Apesar da proibição, o uso do boto como isca para a Piracatinga continua sendo praticada na região, de acordo com Vera da Silva. “Os pescadores se aproveitam da pouca fiscalização e continuam matando botos, mesmo sendo uma atividade proibida por lei. A piracatinga, pescada com carne de boto, é vendida como carne de surubim e outros peixes comerciais nos supermercados de Manaus, enganando tanto os consumidores como as entidades fiscalizadoras”, denuncia. Com isso, desde 2000, a população do boto-vermelho chegou a ser reduzida pela metade. “A população de botos no Rio Amazonas só vem declinando, mesmo na região onde o estudo foi desenvolvido que é uma área de reserve, protegida e conservada. Isso mostra como a caça predatória ainda não acabou, mesmo com a proibição”, lamenta.

Objetivos do projeto

Como ponto de partida, Vera e Marcele garantem que o foco das pesquisas está na conservação das espécies no local visando a recuperação e a melhoria de status de conservação de ambas. O projeto pretende fornecer dados junto com outras instituições parceiras para que fique clara a situação desses animais e, com isso, o turismo de interação traga somente bons frutos à sociedade, aos botos e ao meio ambiente. “Temos que entender a distribuição desses animais na região para, a partir daí, saber quais são suas principais ameaças e necessidades”, completa a pesquisadora. De acordo com Vera, os dados populacionais coletados nesta pesquisa servirão como subsídio para a campanha Alerta Vermelho, criada pela AMPA, que vem trabalhando junto aos órgãos públicos.
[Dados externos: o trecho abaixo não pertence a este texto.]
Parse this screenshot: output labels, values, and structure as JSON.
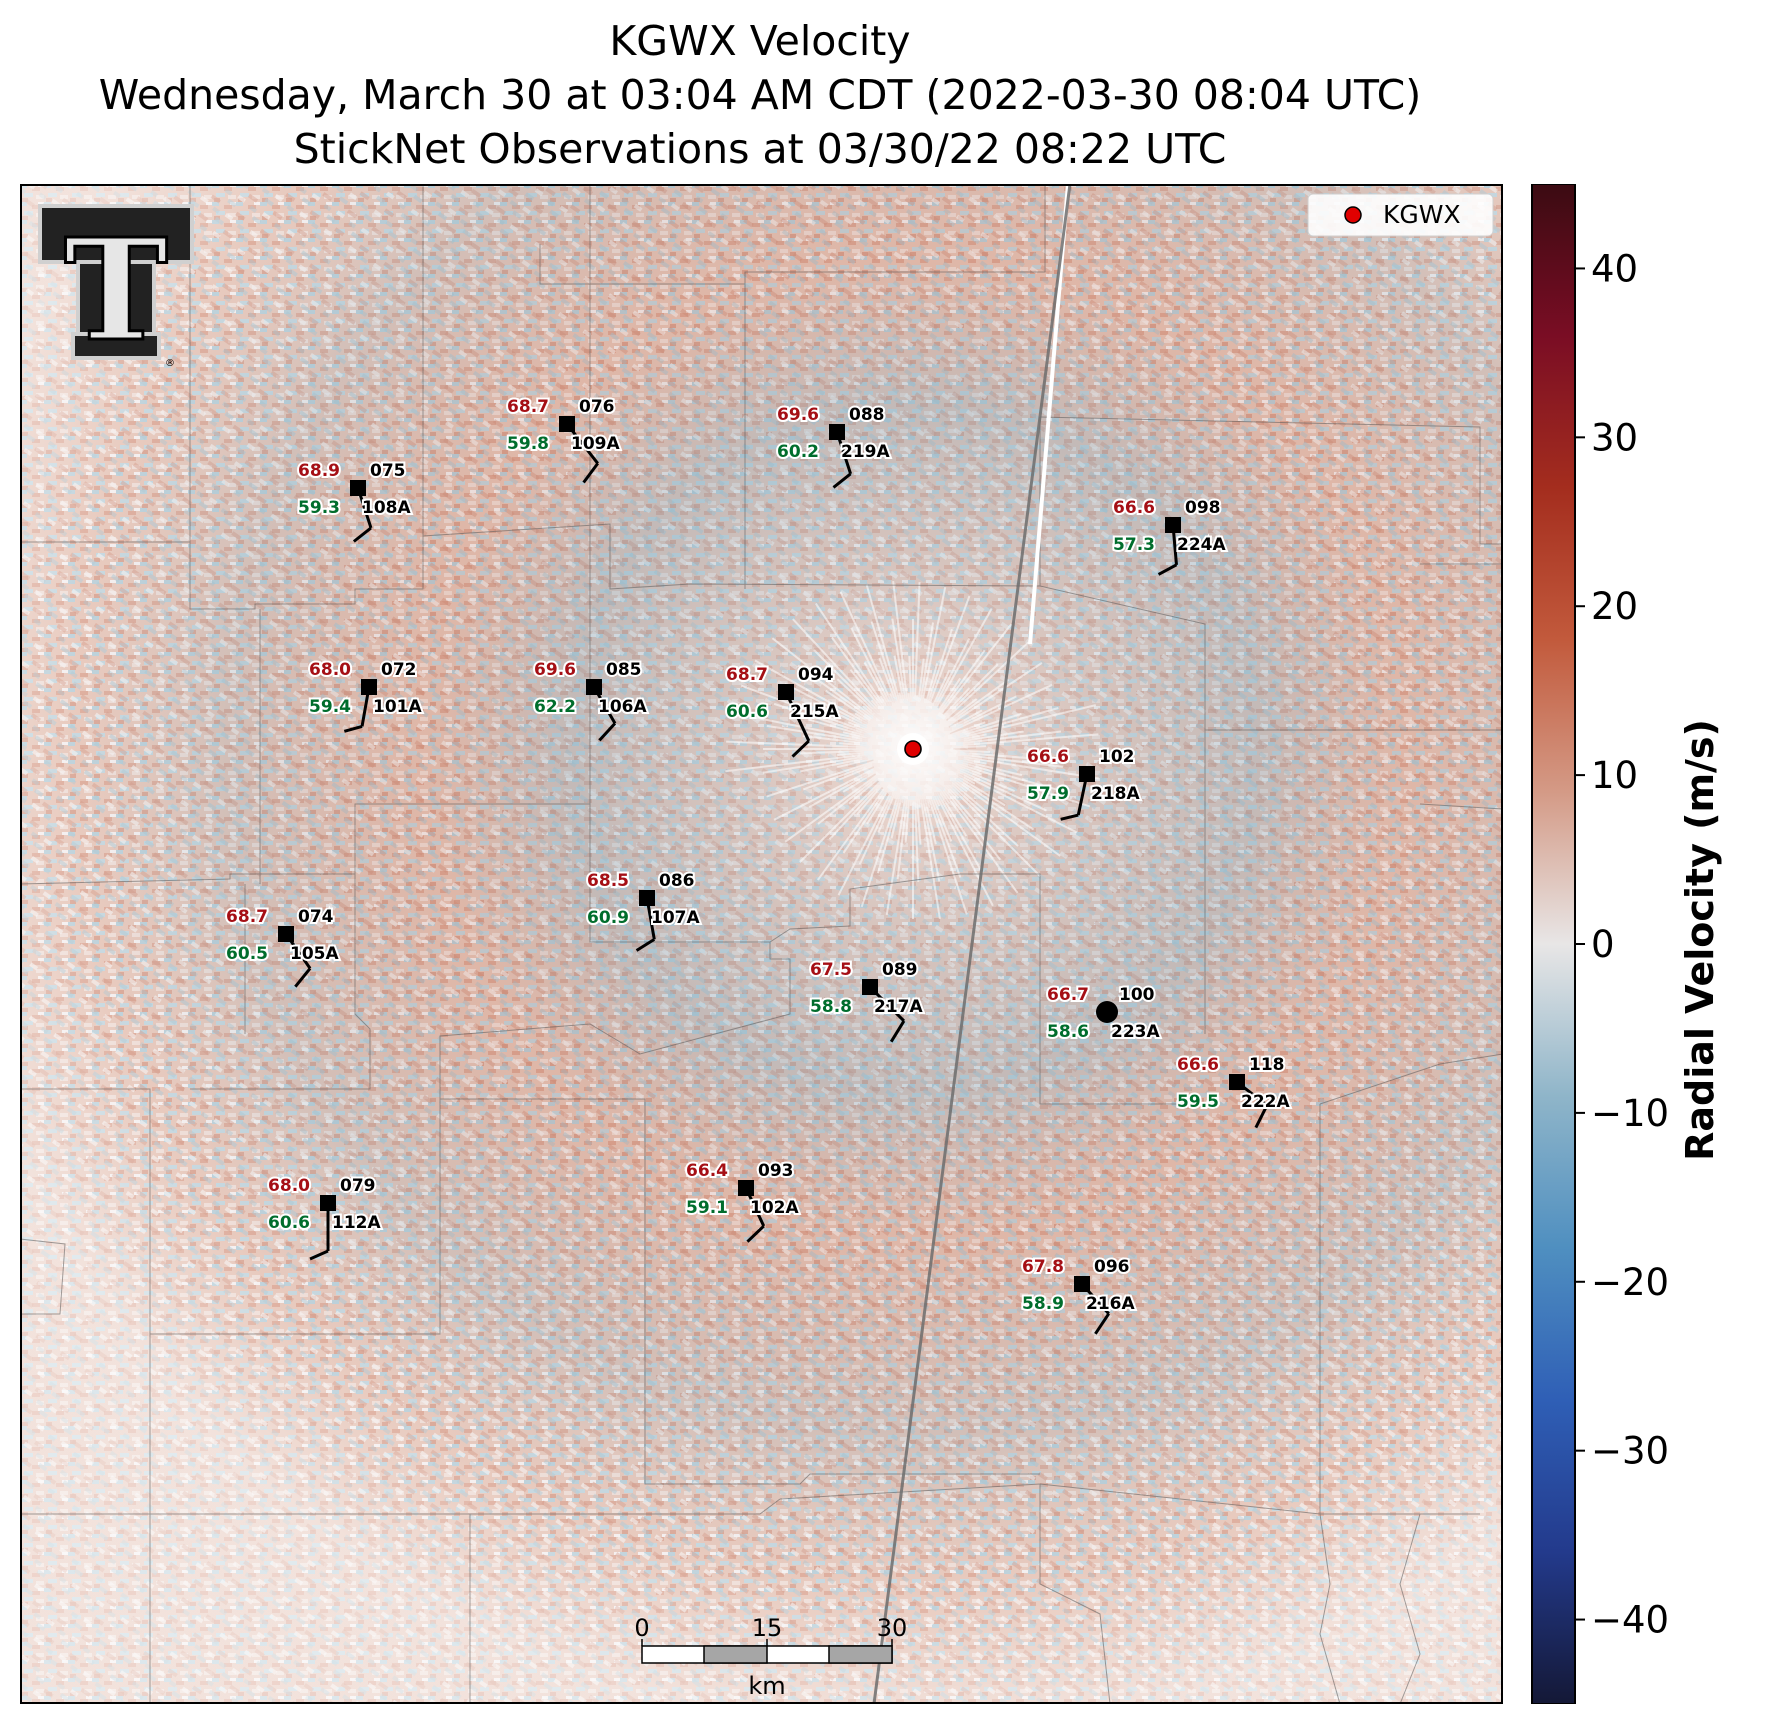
{
  "title": {
    "line1": "KGWX Velocity",
    "line2": "Wednesday, March 30 at 03:04 AM CDT (2022-03-30 08:04 UTC)",
    "line3": "StickNet Observations at 03/30/22 08:22 UTC"
  },
  "legend": {
    "label": "KGWX",
    "marker_color": "#e00000",
    "placement": "top-right"
  },
  "colorbar": {
    "label": "Radial Velocity (m/s)",
    "range": [
      -45,
      45
    ],
    "ticks": [
      "40",
      "30",
      "20",
      "10",
      "0",
      "−10",
      "−20",
      "−30",
      "−40"
    ],
    "tick_values": [
      40,
      30,
      20,
      10,
      0,
      -10,
      -20,
      -30,
      -40
    ],
    "colors": [
      "#141836",
      "#233a8c",
      "#2f5fb6",
      "#4f8fc0",
      "#8fb5c9",
      "#e8e6e6",
      "#d49a86",
      "#c25a3c",
      "#a42d1e",
      "#7a0d24",
      "#3b0b12"
    ]
  },
  "scalebar": {
    "labels": [
      "0",
      "15",
      "30"
    ],
    "unit": "km"
  },
  "logo": {
    "letter": "T",
    "mark": "®"
  },
  "colors": {
    "temperature": "#a50f15",
    "dewpoint": "#006d2c",
    "id": "#000000",
    "radar": "#e00000"
  },
  "stations": [
    {
      "id": "109A",
      "temp": "68.7",
      "dew": "59.8",
      "dir": "076"
    },
    {
      "id": "219A",
      "temp": "69.6",
      "dew": "60.2",
      "dir": "088"
    },
    {
      "id": "108A",
      "temp": "68.9",
      "dew": "59.3",
      "dir": "075"
    },
    {
      "id": "224A",
      "temp": "66.6",
      "dew": "57.3",
      "dir": "098"
    },
    {
      "id": "101A",
      "temp": "68.0",
      "dew": "59.4",
      "dir": "072"
    },
    {
      "id": "106A",
      "temp": "69.6",
      "dew": "62.2",
      "dir": "085"
    },
    {
      "id": "215A",
      "temp": "68.7",
      "dew": "60.6",
      "dir": "094"
    },
    {
      "id": "218A",
      "temp": "66.6",
      "dew": "57.9",
      "dir": "102"
    },
    {
      "id": "107A",
      "temp": "68.5",
      "dew": "60.9",
      "dir": "086"
    },
    {
      "id": "223A",
      "temp": "66.7",
      "dew": "58.6",
      "dir": "100"
    },
    {
      "id": "105A",
      "temp": "68.7",
      "dew": "60.5",
      "dir": "074"
    },
    {
      "id": "217A",
      "temp": "67.5",
      "dew": "58.8",
      "dir": "089"
    },
    {
      "id": "222A",
      "temp": "66.6",
      "dew": "59.5",
      "dir": "118"
    },
    {
      "id": "112A",
      "temp": "68.0",
      "dew": "60.6",
      "dir": "079"
    },
    {
      "id": "102A",
      "temp": "66.4",
      "dew": "59.1",
      "dir": "093"
    },
    {
      "id": "216A",
      "temp": "67.8",
      "dew": "58.9",
      "dir": "096"
    }
  ]
}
O boto-vermelho e o tucuxi são espécies endêmicas da bacia amazônica e ambas estão inseridas em listas de alerta. O boto-vermelho aparece na lista do Ministério do Meio Ambiente na categoria “Em perigo”, enquanto o tucuxi está como “Quase ameaçado”, segundo os dados de 2014. “No caso do boto-vermelho, a grande ameaça foi por conta de sua caça para a pesca de Piracatinga, também chamado de urubu d´água. Essa atividade, muito comum até recentemente e desde 2015 está proibida no Brasil”, argumenta Marcele do Valle.
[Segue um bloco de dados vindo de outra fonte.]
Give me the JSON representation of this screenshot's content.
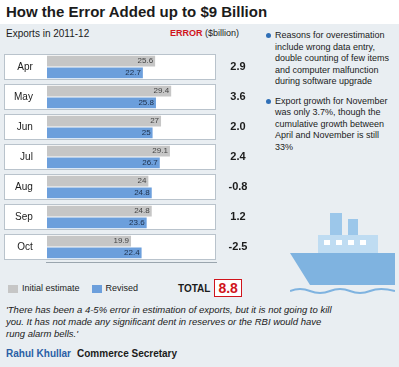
{
  "chart_data": {
    "type": "bar",
    "title": "How the Error Added up to $9 Billion",
    "subtitle": "Exports in 2011-12",
    "orientation": "horizontal",
    "categories": [
      "Apr",
      "May",
      "Jun",
      "Jul",
      "Aug",
      "Sep",
      "Oct"
    ],
    "series": [
      {
        "name": "Initial estimate",
        "color": "#c6c6c6",
        "values": [
          25.6,
          29.4,
          27,
          29.1,
          24,
          24.8,
          19.9
        ]
      },
      {
        "name": "Revised",
        "color": "#6c9fdc",
        "values": [
          22.7,
          25.8,
          25,
          26.7,
          24.8,
          23.6,
          22.4
        ]
      }
    ],
    "xlim": [
      0,
      40
    ],
    "tick_labels": "y",
    "grid": false,
    "data_labels": true,
    "legend": "bottom",
    "error": {
      "title": "ERROR",
      "unit": "($billion)",
      "values": [
        2.9,
        3.6,
        2.0,
        2.4,
        -0.8,
        1.2,
        -2.5
      ],
      "total_label": "TOTAL",
      "total": 8.8
    }
  },
  "notes": [
    "Reasons for overestimation include wrong data entry, double counting of few items and computer malfunction during software upgrade",
    "Export growth for November was only 3.7%, though the cumulative growth between April and November is still 33%"
  ],
  "quote": {
    "text": "'There has been a 4-5% error in estimation of exports, but it is not going to kill you. It has not made any significant dent in reserves or the RBI would have rung alarm bells.'",
    "name": "Rahul Khullar",
    "role": "Commerce Secretary"
  }
}
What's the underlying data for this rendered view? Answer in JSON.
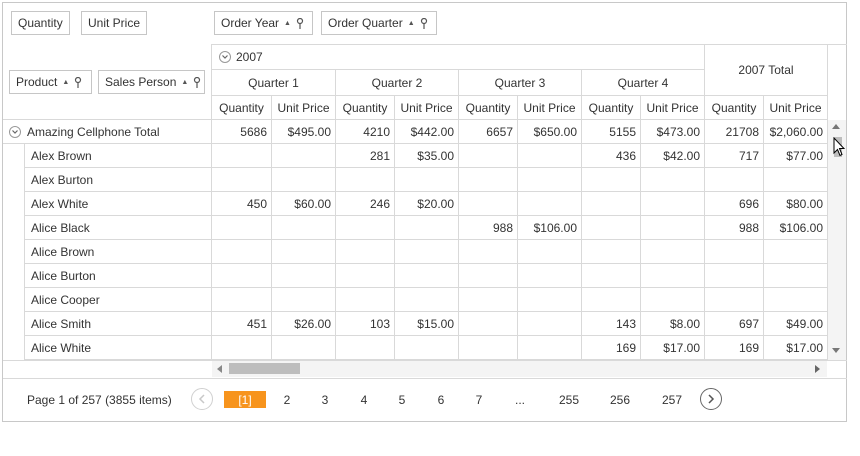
{
  "filter_area": {
    "chips": [
      {
        "label": "Quantity"
      },
      {
        "label": "Unit Price"
      }
    ]
  },
  "column_area": {
    "chips": [
      {
        "label": "Order Year"
      },
      {
        "label": "Order Quarter"
      }
    ]
  },
  "row_area": {
    "chips": [
      {
        "label": "Product"
      },
      {
        "label": "Sales Person"
      }
    ]
  },
  "column_headers": {
    "year": "2007",
    "year_total": "2007 Total",
    "quarters": [
      "Quarter 1",
      "Quarter 2",
      "Quarter 3",
      "Quarter 4"
    ],
    "measures": [
      "Quantity",
      "Unit Price",
      "Quantity",
      "Unit Price",
      "Quantity",
      "Unit Price",
      "Quantity",
      "Unit Price",
      "Quantity",
      "Unit Price"
    ]
  },
  "rows": [
    {
      "label": "Amazing Cellphone Total",
      "group": true,
      "values": [
        "5686",
        "$495.00",
        "4210",
        "$442.00",
        "6657",
        "$650.00",
        "5155",
        "$473.00",
        "21708",
        "$2,060.00"
      ]
    },
    {
      "label": "Alex Brown",
      "values": [
        "",
        "",
        "281",
        "$35.00",
        "",
        "",
        "436",
        "$42.00",
        "717",
        "$77.00"
      ]
    },
    {
      "label": "Alex Burton",
      "values": [
        "",
        "",
        "",
        "",
        "",
        "",
        "",
        "",
        "",
        ""
      ]
    },
    {
      "label": "Alex White",
      "values": [
        "450",
        "$60.00",
        "246",
        "$20.00",
        "",
        "",
        "",
        "",
        "696",
        "$80.00"
      ]
    },
    {
      "label": "Alice Black",
      "values": [
        "",
        "",
        "",
        "",
        "988",
        "$106.00",
        "",
        "",
        "988",
        "$106.00"
      ]
    },
    {
      "label": "Alice Brown",
      "values": [
        "",
        "",
        "",
        "",
        "",
        "",
        "",
        "",
        "",
        ""
      ]
    },
    {
      "label": "Alice Burton",
      "values": [
        "",
        "",
        "",
        "",
        "",
        "",
        "",
        "",
        "",
        ""
      ]
    },
    {
      "label": "Alice Cooper",
      "values": [
        "",
        "",
        "",
        "",
        "",
        "",
        "",
        "",
        "",
        ""
      ]
    },
    {
      "label": "Alice Smith",
      "values": [
        "451",
        "$26.00",
        "103",
        "$15.00",
        "",
        "",
        "143",
        "$8.00",
        "697",
        "$49.00"
      ]
    },
    {
      "label": "Alice White",
      "values": [
        "",
        "",
        "",
        "",
        "",
        "",
        "169",
        "$17.00",
        "169",
        "$17.00"
      ]
    }
  ],
  "pager": {
    "info": "Page 1 of 257 (3855 items)",
    "pages": [
      "[1]",
      "2",
      "3",
      "4",
      "5",
      "6",
      "7",
      "...",
      "255",
      "256",
      "257"
    ],
    "current": "[1]"
  },
  "icons": {
    "collapse": "collapse-icon",
    "pin": "pin-icon",
    "sort": "sort-ascending-icon",
    "prev": "previous-page-icon",
    "next": "next-page-icon"
  },
  "colors": {
    "accent": "#f7941d",
    "border": "#d9d9d9",
    "text": "#333333"
  }
}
Sobre a Fundação Grupo Boticário

A Fundação Grupo Boticário de Proteção à Natureza é uma organização sem fins lucrativos cuja missão é promover e realizar ações de conservação da natureza. Criada em 1990 por iniciativa do fundador de O Boticário, Miguel Krigsner, a atuação da Fundação Grupo Boticário é nacional e suas ações incluem proteção de áreas naturais, apoio a projetos de outras instituições e disseminação de conhecimento. Desde a sua criação, a Fundação Grupo Boticário já apoiou 1.510 projetos de 501 instituições em todo o Brasil. A instituição mantém duas reservas naturais, a Reserva Natural Salto Morato, na Mata Atlântica; e a Reserva Natural Serra do Tombador, no Cerrado, os dois biomas mais ameaçados do país. Outra iniciativa é um projeto pioneiro de pagamento por serviços ambientais em regiões de manancial, o Oásis. Mais informações: http://www.fundacaogrupoboticario.org.br/

Sobre a Rede de Especialistas de Conservação da Natureza

Rede de Especialistas de Conservação da Natureza é uma reunião de profissionais, de referência nacional e internacional, que atuam em áreas relacionadas à proteção da biodiversidade e assuntos correlatos, com o objetivo de estimular a divulgação de posicionamentos em defesa da conservação da natureza brasileira. A Rede foi constituída em 2014, por iniciativa da Fundação Grupo Boticário de Proteção à Natureza.